A epidemia da COVID-19 no Brasil começou pela camada de maior renda dos grandes centros urbanos e, agora, com a disseminação comunitária, avança para o interior do país e periferia das grandes cidades, revelando gravidade, mesmo que em menor frequência, em adultos sem doença prévia. Os sistemas de saúde sobrecarregados e as medidas de controle podem contribuir para o agravamento, dificuldade de atendimento e invisibilidade de outros problemas de saúde e constituir barreiras de acesso ao cuidado e assistência em saúde. Como exemplos destacamos os prejuízos à saúde mental, assim como o aumento vertiginoso da violência doméstica desde o início da quarentena. Conforme amplamente disseminado, o impacto econômico do desemprego nas camadas mais pobres da população pode, na ausência ou insuficiência de ação do poder público, conduzir rapidamente estas pessoas à fome e miséria. Em surtos pandêmicos como este, há uma complexidade que não cabe na expressão ‘grupo de risco’.

Num momento de receios, fake news e manifestações de negacionismo científico, enfrentar a pandemia do novo coronavírus por meio da lógica de grupo de risco é um retrocesso científico, histórico e político.
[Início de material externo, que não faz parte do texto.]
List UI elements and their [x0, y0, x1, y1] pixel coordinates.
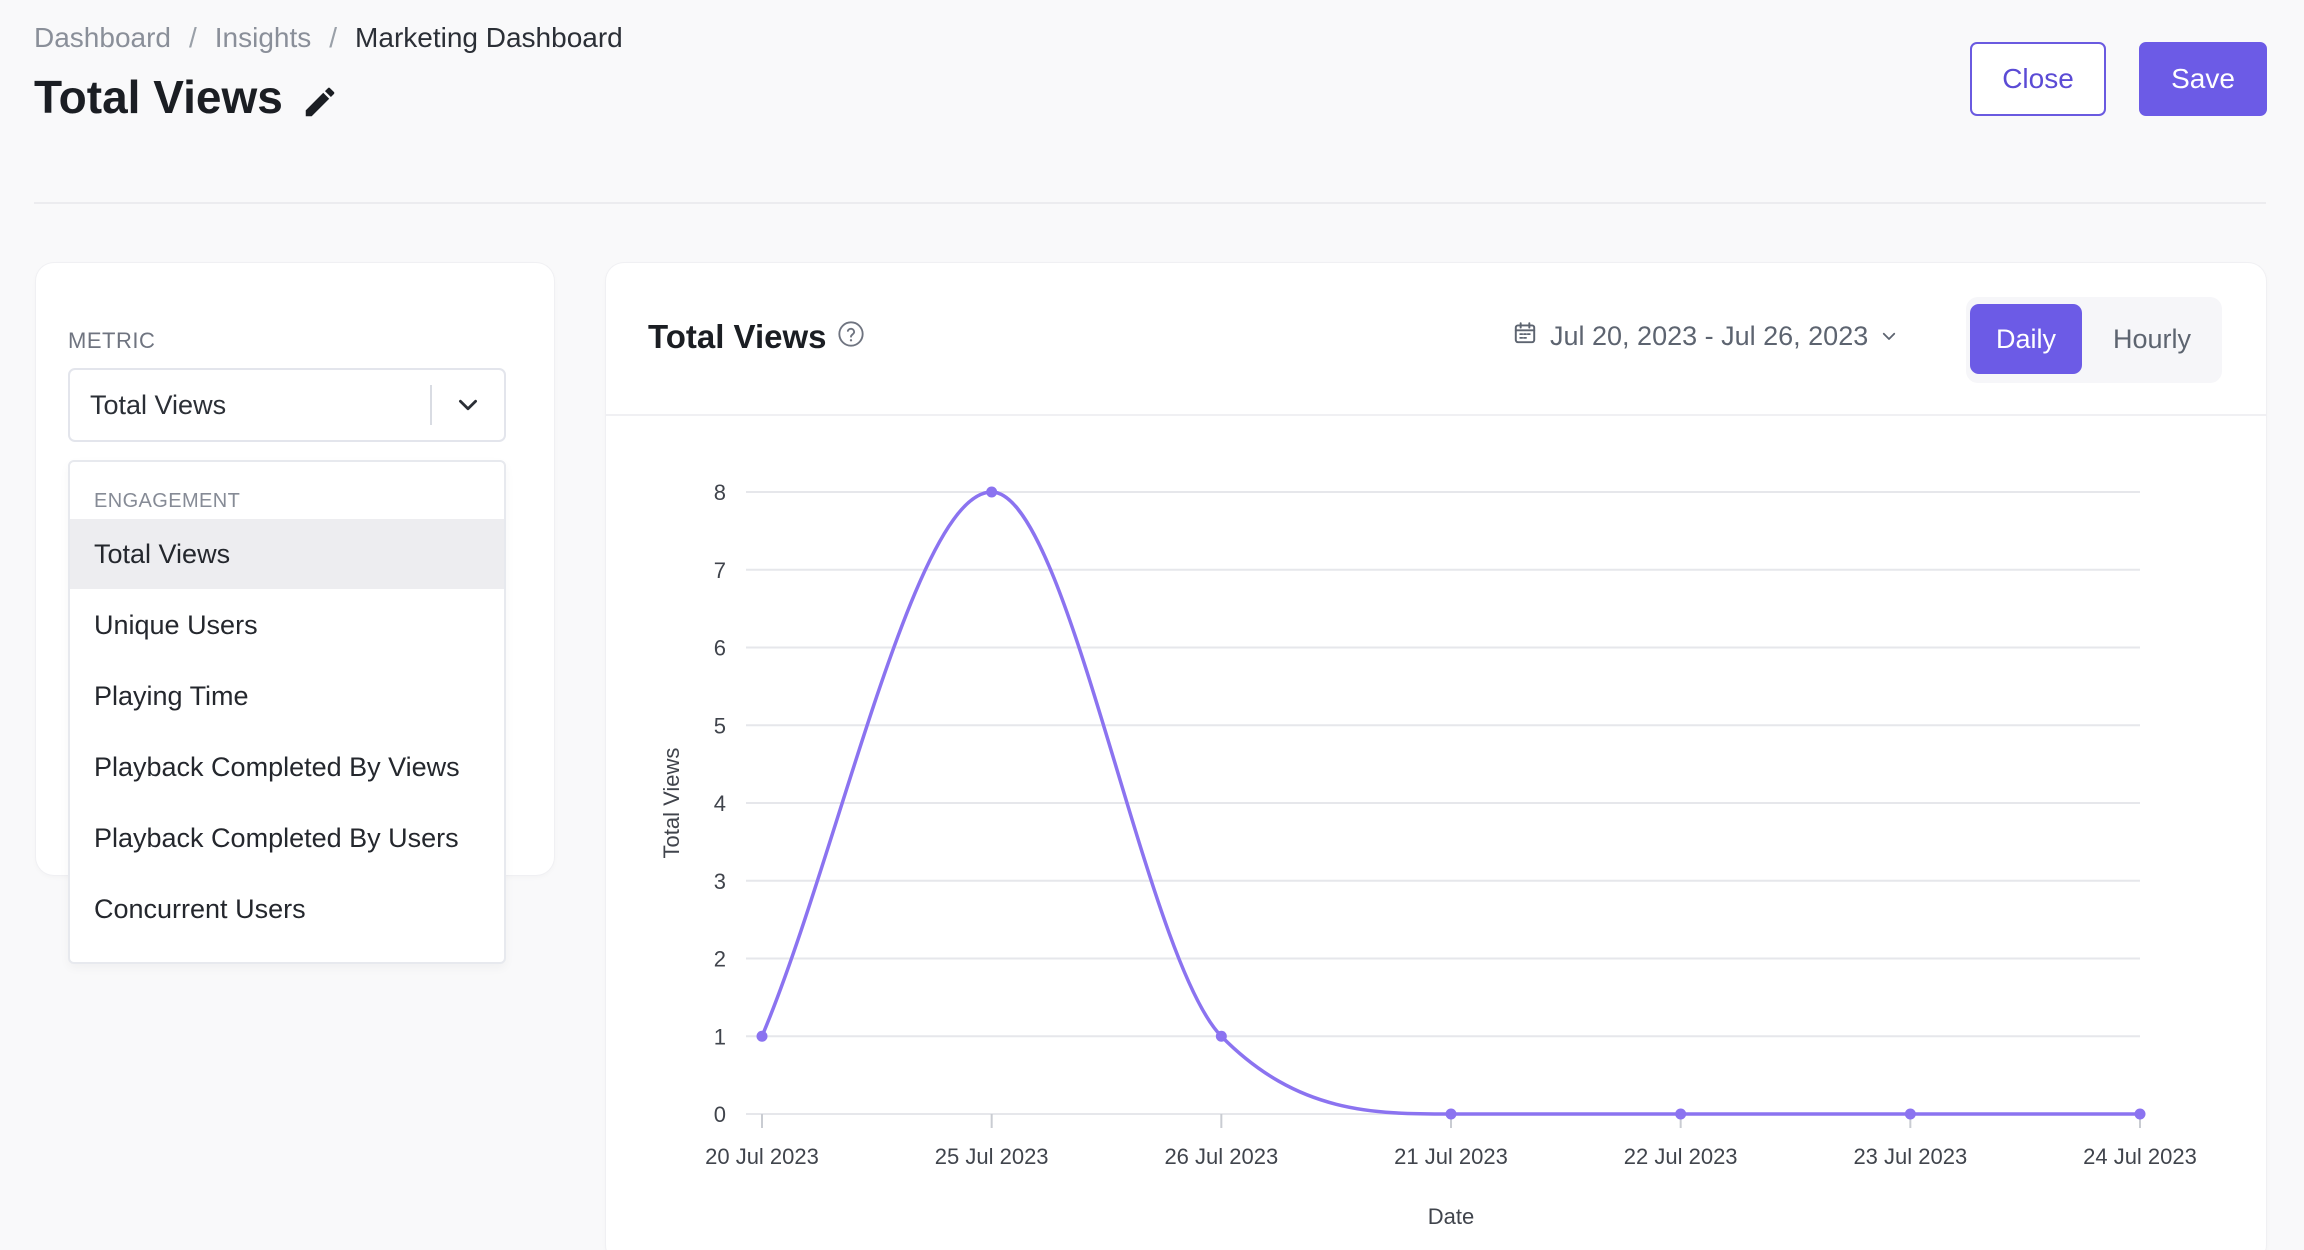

A vulnerabilidade e o aprendizado com a pandemia de Aids ensinaram importantes lições. É possível e necessário reconhecer segmentos mais severamente afetados pela COVID-19 para formular estratégias eficientes de proteção e cuidado, sem desenhar um alvo nas costas dessas pessoas. Paralelamente a isso, uma emergência sanitária e humanitária como essa, torna todas as pessoas vulneráveis a algo que não desejam, seja diretamente ligado à COVID-19 ou às medidas discriminatórias de controle, sobretudo quando enraizadas em processos de desigualdade social anteriores à pandemia. Dessa forma, substituir a lógica do grupo de risco pela da vulnerabilidade amplia nossa capacidade crítica e de reflexão e reforça o compromisso coletivo no enfrentamento da pandemia com os recursos dos quais dispomos e somos capazes de construir.